Страх, посетивший её в этот странный день, встряхнул её и заставил увидеть другой страх, который мешал ей, — страх двигаться дальше, не дающий исполнить Обещание.
Майкл Дж. входит в мастерскую, всё ещё ведя след того запаха, что его заворожил.
Звук, который прежде казался далёким громом, раздаётся в третий раз. Теперь Кэти понимает: это не грозный рёв, ослабленный расстоянием. Это звук куда более близкий, тонкий и рядом — либо сразу за стенами дома, либо из источника в этих комнатах.
Прощай, всё это
В своей комнате, при тусклом свете маленькой лампы, Либби сидит на банкетке у туалетного столика, выдёргивает из коробки салфетку «Клинекс», промокает глаза и сморкается. Она смотрит на себя в зеркало и думает: может ли хоть что-то из того, что Сара сказала о её будущем, иметь хоть какой-нибудь шанс сбыться. Может быть. Нет, ни за что. Ну ладно — вероятность примерно как получить удар молнией, но всё же не нулевая.

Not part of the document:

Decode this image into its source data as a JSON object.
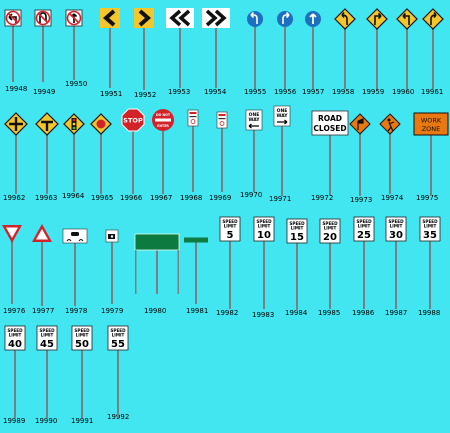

Геометрия окон снова и снова отпечатывается на комнате, когда молнии дробят небо и мегатонны грома раскалывают тьму. Ветер, как ударная волна, швыряет дождь в окна. По крыше маршируют батальоны.
Либби вдруг становится стыдно за то, что она разглядывает своё отражение, выискивая признаки будущего величия. Она чувствует себя самовлюблённой дурой из тех подростковых фильмов, от которых ей хочется выблевать целый океан. Она идёт в соседнюю ванную и плескает на лицо холодной водой, старательно избегая соблазнительного зеркала над раковиной.
Вернувшись в спальню, она зажигает вторую лампу и берёт с полки карманную книгу — любимый роман, который она уже дважды читала. Там есть персонаж, девочка по имени Лейлани Клонк, с которой Либби себя отождествляет. У Лейлани вывернутая нога, из-за которой ей нужна скоба, и деформированная рука, которую операция не может исправить, но есть и другие вещи в ней самой и в её положении, с которыми Либби тоже может себя соотнести.
Она садится в постели, перелистывает книгу, перечитывает места, которые отмечала раньше. Буря внутри у неё тише, чем шторм снаружи, но это всё равно буря. Странность недавней суматохи на Рингроке стянула ей нервы узлом. Она надеется, что Лейлани его развяжет, но внимание снова и снова тянет к окнам — к ночи и грозе, в которые Рингрок исчез, словно его никогда и не было.